Quantum Machine Learning: Fad or Future?
Arhum Ishtiaq, Sara Mahmood

TL;DR
This paper investigates the potential of quantum machine learning to overcome classical limitations in model size, convergence, and noise robustness, by testing quantum approaches inspired by Farhi et al. using TensorFlow Quantum.
Contribution
It replicates and extends prior quantum machine learning work, evaluating its advantages and limitations compared to classical methods.
Findings
Quantum approaches show promise in convergence speed.
Potential for improved robustness to noisy data.
Limitations still prevent quantum ML from mainstream adoption.
Abstract
For the last few decades, classical machine learning has allowed us to improve the lives of many through automation, natural language processing, predictive analytics and much more.

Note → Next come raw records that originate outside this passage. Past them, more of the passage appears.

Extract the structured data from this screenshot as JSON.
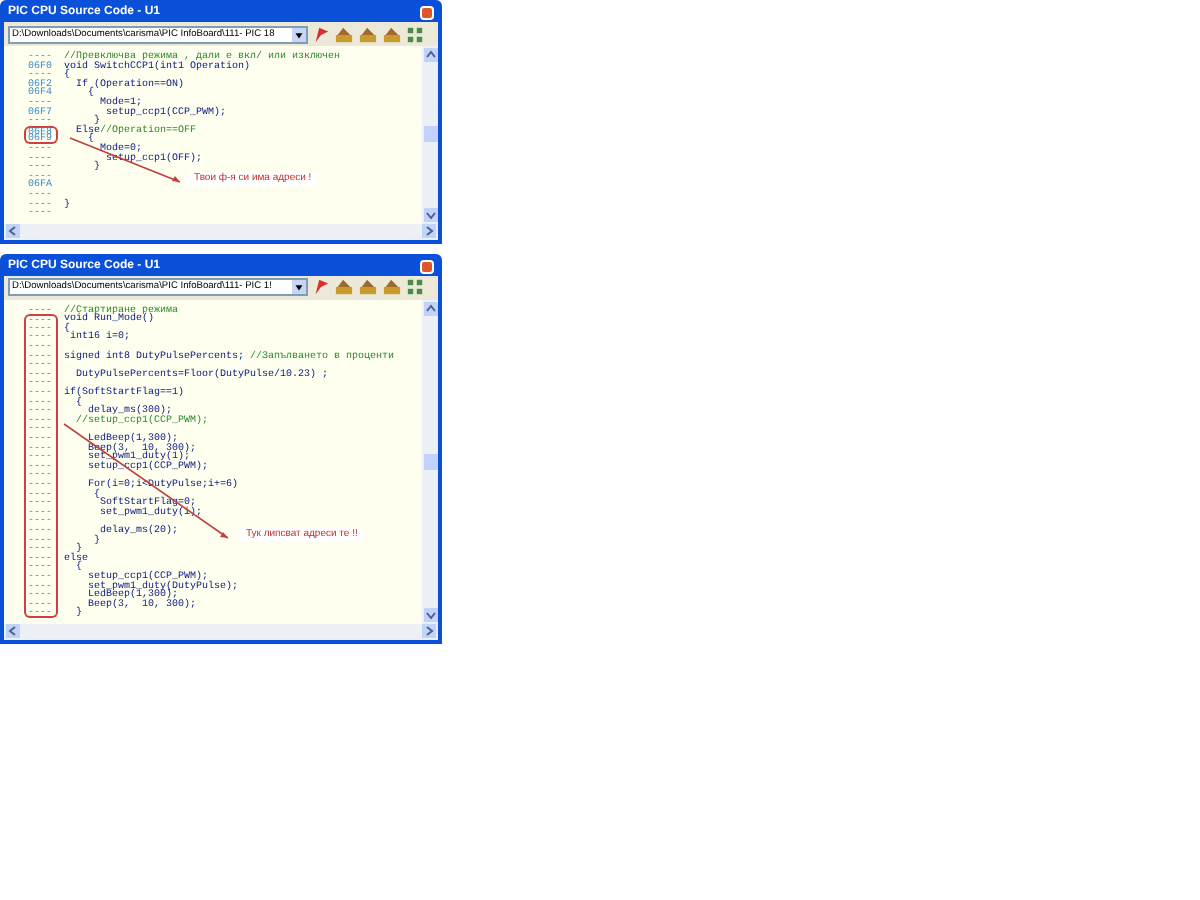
{
  "windows": [
    {
      "title": "PIC CPU Source Code - U1",
      "path": "D:\\Downloads\\Documents\\carisma\\PIC InfoBoard\\111- PIC 18",
      "callout": "Твои ф-я си има адреси !",
      "lines": [
        {
          "addr": "----",
          "comment": "//Превключва режима , дали е вкл/ или изключен",
          "marked": false
        },
        {
          "addr": "06F0",
          "code": "void SwitchCCP1(int1 Operation)",
          "marked": false
        },
        {
          "addr": "----",
          "code": "{",
          "marked": false
        },
        {
          "addr": "06F2",
          "code": "  If (Operation==ON)",
          "marked": false
        },
        {
          "addr": "06F4",
          "code": "    {",
          "marked": false
        },
        {
          "addr": "----",
          "code": "      Mode=1;",
          "marked": false
        },
        {
          "addr": "06F7",
          "code": "       setup_ccp1(CCP_PWM);",
          "marked": false
        },
        {
          "addr": "----",
          "code": "     }",
          "marked": false
        },
        {
          "addr": "06F8",
          "code": "  Else",
          "comment": "//Operation==OFF",
          "marked": true
        },
        {
          "addr": "06F9",
          "code": "    {",
          "marked": true
        },
        {
          "addr": "----",
          "code": "      Mode=0;",
          "marked": false
        },
        {
          "addr": "----",
          "code": "       setup_ccp1(OFF);",
          "marked": false
        },
        {
          "addr": "----",
          "code": "     }",
          "marked": false
        },
        {
          "addr": "----",
          "marked": false
        },
        {
          "addr": "06FA",
          "marked": false
        },
        {
          "addr": "----",
          "marked": false
        },
        {
          "addr": "----",
          "code": "}",
          "marked": false
        },
        {
          "addr": "----",
          "marked": false
        }
      ]
    },
    {
      "title": "PIC CPU Source Code - U1",
      "path": "D:\\Downloads\\Documents\\carisma\\PIC InfoBoard\\111- PIC 1!",
      "callout": "Тук липсват адреси те !!",
      "lines": [
        {
          "addr": "----",
          "comment": "//Стартиране режима",
          "marked": false
        },
        {
          "addr": "----",
          "code": "void Run_Mode()",
          "marked": true
        },
        {
          "addr": "----",
          "code": "{",
          "marked": true
        },
        {
          "addr": "----",
          "code": " int16 i=0;",
          "marked": true
        },
        {
          "addr": "----",
          "marked": true
        },
        {
          "addr": "----",
          "code": "signed int8 DutyPulsePercents; ",
          "comment": "//Запълването в проценти",
          "marked": true
        },
        {
          "addr": "----",
          "marked": true
        },
        {
          "addr": "----",
          "code": "  DutyPulsePercents=Floor(DutyPulse/10.23) ;",
          "marked": true
        },
        {
          "addr": "----",
          "marked": true
        },
        {
          "addr": "----",
          "code": "if(SoftStartFlag==1)",
          "marked": true
        },
        {
          "addr": "----",
          "code": "  {",
          "marked": true
        },
        {
          "addr": "----",
          "code": "    delay_ms(300);",
          "marked": true
        },
        {
          "addr": "----",
          "comment": "  //setup_ccp1(CCP_PWM);",
          "marked": true
        },
        {
          "addr": "----",
          "marked": true
        },
        {
          "addr": "----",
          "code": "    LedBeep(1,300);",
          "marked": true
        },
        {
          "addr": "----",
          "code": "    Beep(3,  10, 300);",
          "marked": true
        },
        {
          "addr": "----",
          "code": "    set_pwm1_duty(1);",
          "marked": true
        },
        {
          "addr": "----",
          "code": "    setup_ccp1(CCP_PWM);",
          "marked": true
        },
        {
          "addr": "----",
          "marked": true
        },
        {
          "addr": "----",
          "code": "    For(i=0;i<DutyPulse;i+=6)",
          "marked": true
        },
        {
          "addr": "----",
          "code": "     {",
          "marked": true
        },
        {
          "addr": "----",
          "code": "      SoftStartFlag=0;",
          "marked": true
        },
        {
          "addr": "----",
          "code": "      set_pwm1_duty(i);",
          "marked": true
        },
        {
          "addr": "----",
          "marked": true
        },
        {
          "addr": "----",
          "code": "      delay_ms(20);",
          "marked": true
        },
        {
          "addr": "----",
          "code": "     }",
          "marked": true
        },
        {
          "addr": "----",
          "code": "  }",
          "marked": true
        },
        {
          "addr": "----",
          "code": "else",
          "marked": true
        },
        {
          "addr": "----",
          "code": "  {",
          "marked": true
        },
        {
          "addr": "----",
          "code": "    setup_ccp1(CCP_PWM);",
          "marked": true
        },
        {
          "addr": "----",
          "code": "    set_pwm1_duty(DutyPulse);",
          "marked": true
        },
        {
          "addr": "----",
          "code": "    LedBeep(1,300);",
          "marked": true
        },
        {
          "addr": "----",
          "code": "    Beep(3,  10, 300);",
          "marked": true
        },
        {
          "addr": "----",
          "code": "  }",
          "marked": true
        }
      ]
    }
  ]
}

However, a major concern is the fact that we're fast approach the threshold of the maximum possible computational capacity available to us by the means of classical computing devices including CPUs, GPUs and Application Specific Integrated Circuits (ASICs). This is due to the exponential increase in model sizes which now have parameters in the magnitude of billions and trillions, requiring a significant amount of computing resources across a significant amount of time, just to converge one single model. To observe the efficacy of using quantum computing for certain machine learning tasks and explore the improved potential of convergence, error reduction and robustness to noisy data, this paper will look…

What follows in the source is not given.